4 avril 2008

I y a quelques semaines, à Tout le monde en parle, Guy A. Lepage demandait à son invité François Avard pourquoi il avait arrêté de « chroniquer ». Il a eu cette réponse :
« Tu as une chronique à livrer toutes les semaines, plusieurs fois par semaine pour certains. Ça finit par tourner en rond et c'est de plus en plus lourd à porter. Au point que t'as même plus le temps de penser à ce que tu vas écrire, que t'es confronté à des sujets auxquels tu ne connais presque rien et qui ne t'intéressent même pas.
« N'ayant plus le temps de réfléchir, tu finis par penser davantage à la façon dont tu vas le dire plutôt qu'à ce que tu as à dire. »
Et il a fait référence à Martineau, à Foglia, à Lagacé et à moi, Nuovo. Rien de vexant dans son propos, même que j'ai crié à ma télé : « Avard, t'as tellement raison. »
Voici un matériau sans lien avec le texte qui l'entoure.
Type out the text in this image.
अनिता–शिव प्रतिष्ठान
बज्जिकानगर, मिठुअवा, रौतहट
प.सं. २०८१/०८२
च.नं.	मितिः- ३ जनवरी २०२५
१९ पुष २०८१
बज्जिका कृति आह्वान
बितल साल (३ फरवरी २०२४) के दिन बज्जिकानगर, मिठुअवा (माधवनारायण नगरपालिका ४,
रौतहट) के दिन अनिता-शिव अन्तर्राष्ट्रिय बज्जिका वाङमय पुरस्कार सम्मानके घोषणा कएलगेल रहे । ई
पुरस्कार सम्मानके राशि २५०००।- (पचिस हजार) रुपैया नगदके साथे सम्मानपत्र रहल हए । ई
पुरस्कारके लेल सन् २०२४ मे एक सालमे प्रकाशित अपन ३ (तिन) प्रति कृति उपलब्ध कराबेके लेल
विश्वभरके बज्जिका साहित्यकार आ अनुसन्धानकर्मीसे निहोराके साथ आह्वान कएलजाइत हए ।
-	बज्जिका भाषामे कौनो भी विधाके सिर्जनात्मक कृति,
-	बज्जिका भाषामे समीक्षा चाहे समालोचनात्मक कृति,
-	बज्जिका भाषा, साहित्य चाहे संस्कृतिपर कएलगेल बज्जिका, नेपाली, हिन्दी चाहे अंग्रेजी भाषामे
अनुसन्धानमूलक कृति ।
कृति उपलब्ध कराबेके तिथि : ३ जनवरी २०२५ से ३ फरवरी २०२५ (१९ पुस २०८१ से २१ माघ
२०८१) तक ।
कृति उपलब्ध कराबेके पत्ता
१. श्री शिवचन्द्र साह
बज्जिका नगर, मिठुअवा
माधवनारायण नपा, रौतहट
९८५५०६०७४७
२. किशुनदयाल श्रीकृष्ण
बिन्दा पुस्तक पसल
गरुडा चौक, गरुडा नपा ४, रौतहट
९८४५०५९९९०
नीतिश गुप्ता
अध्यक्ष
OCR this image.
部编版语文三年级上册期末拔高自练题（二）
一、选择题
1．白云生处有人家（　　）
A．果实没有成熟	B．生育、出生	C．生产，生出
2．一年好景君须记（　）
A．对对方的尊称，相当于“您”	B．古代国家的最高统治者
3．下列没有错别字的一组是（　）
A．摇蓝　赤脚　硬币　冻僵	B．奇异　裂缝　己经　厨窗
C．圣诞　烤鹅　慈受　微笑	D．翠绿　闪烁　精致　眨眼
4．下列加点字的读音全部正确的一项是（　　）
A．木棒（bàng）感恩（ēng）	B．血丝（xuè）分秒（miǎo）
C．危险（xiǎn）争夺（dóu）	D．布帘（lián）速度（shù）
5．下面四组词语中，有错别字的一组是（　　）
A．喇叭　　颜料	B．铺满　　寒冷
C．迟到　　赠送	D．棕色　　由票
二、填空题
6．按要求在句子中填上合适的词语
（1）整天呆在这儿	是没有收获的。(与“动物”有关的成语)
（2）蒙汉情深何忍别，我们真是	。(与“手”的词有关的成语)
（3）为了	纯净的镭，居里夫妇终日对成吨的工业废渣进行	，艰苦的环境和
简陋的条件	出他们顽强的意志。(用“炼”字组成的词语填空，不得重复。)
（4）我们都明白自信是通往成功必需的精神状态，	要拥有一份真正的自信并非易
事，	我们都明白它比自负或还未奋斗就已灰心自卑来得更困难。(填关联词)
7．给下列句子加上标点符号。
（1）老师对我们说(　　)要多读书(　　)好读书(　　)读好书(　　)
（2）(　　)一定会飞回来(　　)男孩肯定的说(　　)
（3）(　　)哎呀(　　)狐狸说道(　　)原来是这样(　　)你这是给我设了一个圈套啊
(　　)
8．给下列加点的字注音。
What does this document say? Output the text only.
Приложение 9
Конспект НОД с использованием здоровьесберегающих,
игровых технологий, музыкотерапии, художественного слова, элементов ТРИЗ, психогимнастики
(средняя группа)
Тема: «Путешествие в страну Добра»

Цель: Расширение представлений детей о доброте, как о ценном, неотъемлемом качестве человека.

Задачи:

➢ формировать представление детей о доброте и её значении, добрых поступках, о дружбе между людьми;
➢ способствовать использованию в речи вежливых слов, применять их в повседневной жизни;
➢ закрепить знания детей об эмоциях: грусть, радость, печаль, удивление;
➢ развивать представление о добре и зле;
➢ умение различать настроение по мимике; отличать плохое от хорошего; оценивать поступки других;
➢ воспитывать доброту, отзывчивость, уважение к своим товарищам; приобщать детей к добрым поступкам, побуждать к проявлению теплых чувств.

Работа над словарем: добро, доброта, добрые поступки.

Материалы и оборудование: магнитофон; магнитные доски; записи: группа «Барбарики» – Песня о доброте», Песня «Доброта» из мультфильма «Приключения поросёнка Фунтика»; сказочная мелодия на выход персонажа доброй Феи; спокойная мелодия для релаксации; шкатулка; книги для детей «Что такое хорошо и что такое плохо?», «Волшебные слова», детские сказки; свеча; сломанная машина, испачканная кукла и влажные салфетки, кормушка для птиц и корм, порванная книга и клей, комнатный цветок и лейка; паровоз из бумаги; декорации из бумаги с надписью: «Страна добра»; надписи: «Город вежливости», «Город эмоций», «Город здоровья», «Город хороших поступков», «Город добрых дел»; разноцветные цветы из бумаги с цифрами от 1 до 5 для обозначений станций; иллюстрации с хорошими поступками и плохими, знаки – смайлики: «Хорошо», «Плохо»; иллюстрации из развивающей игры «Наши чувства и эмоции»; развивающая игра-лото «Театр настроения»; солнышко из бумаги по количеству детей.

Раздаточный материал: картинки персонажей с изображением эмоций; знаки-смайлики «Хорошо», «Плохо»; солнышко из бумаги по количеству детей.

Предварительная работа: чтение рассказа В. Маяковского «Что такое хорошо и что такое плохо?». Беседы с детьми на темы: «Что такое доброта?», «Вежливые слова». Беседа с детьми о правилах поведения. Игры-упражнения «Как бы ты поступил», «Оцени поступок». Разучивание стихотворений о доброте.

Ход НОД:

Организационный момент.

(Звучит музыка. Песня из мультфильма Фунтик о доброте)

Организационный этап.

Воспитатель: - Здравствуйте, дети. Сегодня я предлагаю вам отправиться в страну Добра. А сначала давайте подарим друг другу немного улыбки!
Je ne parlerai pas pour les autres.
Or, c'est pour ça qu'aujourd'hui, j'écris ma dernière chronique dans les pages du Journal de Montréal. Juste parce qu'en 31 ans de journalisme, dont 17 années à titre de chroniqueur, j'ai fait le tour du jardin.
Je sais, j'ai pris une sabbatique et je suis revenu. Naïvement, j'ai cru que je m'étais ressourcé. Je le croyais. Erreur. Combien de fois au cours des derniers mois n'avais-je pas d'opinion, même pas sur ce que j'allais manger. Or, je m'ennuyais de vous, mes lecteurs, et je m'ennuierai encore d'ailleurs. Cette chronique a donc pour principal objectif de vous remercier de m'avoir aimé, critiqué, haï parfois, écrit et téléphoné, de m'avoir suivi fidèlement, d'avoir joué les thérapeutes, de m'avoir remis à ma place, d'avoir supporté mes élans politiques, mes combats sociaux, ma vie personnelle, mes amours, ma famille, ma mamina, ma fille, principessa, la princesse et le petit prince. Merci surtout d'avoir fait de moi un meilleur journaliste du quotidien.
II y a aussi tous ces camarades avec qui on a fait ce journal, le plus souvent dans la joie. Merci à mes vieux amis, si délirants et si passionnés. Merci à Manon, à Yves, à Daniel, à Jean-Marie, à Marie, à Jean-Maurice, à André, à Paul. Merci aux disparus, Dalcourt, Brosseau... Merci à mon mentor, Bourgault. Et les journalistes des sports qui ont fait mon éducation à chaque Jeux. Ils m'accueillaient toujours comme si j'étais l'un d'eux. Et les jeunes, Marco, Fabrice, Claudia... Et les techniciens qui devaient régler mes problèmes de béotien. Merci aux pupitres, aux correcteurs, aux secrétaires de rédaction... Merci, enfin, à ce Journal qui m'a permis de pratiquer mon métier au-delà de mes espérances, en parcourant le monde et les âmes qui le peuplent.
Merci à notre STIJM qui, de convention en convention, a tenu le fort, quelquefois contre vents et marées, pour nous rendre plus fort tout en améliorant notre sort.
Merci aussi à Pierre Péladeau, à Francoeur, qui m'ont donné ma chance et à Serge, qui, plus souvent qu'à son tour, m'a écouté et conseillé.
Mais, je le répète, MERCI surtout à vous, lecteurs. Parce que c'est pour vous, même s'il nous arrive de l'oublier quelquefois, qu'on écrit.
Et un jour arriva ce qui devait arriver.
J'ai toujours cru à la communication, et pas seulement à celle de l'écrit. C'est ainsi qu'au détour d'un regard, comme on rencontre une femme, j'ai rencontré la radio par un pur hasard. C'était il y a des années. J'ignorais qu'elle deviendrait ma maîtresse, que je l'aimerais et que dans l'intimité, elle n'était pas que sagesse. Elle m'a séduit, de plus en plus, envoûté chaque jour davantage.
Elle n'était pas femme publique, mais radio publique. Pour elle, je suis tombé, j'ai succombé.
Et aujourd'hui, non sans déchirement, je tourne le dos aux habitudes du passé pour une amante plus désirée que je n'aurais pu l'imaginer.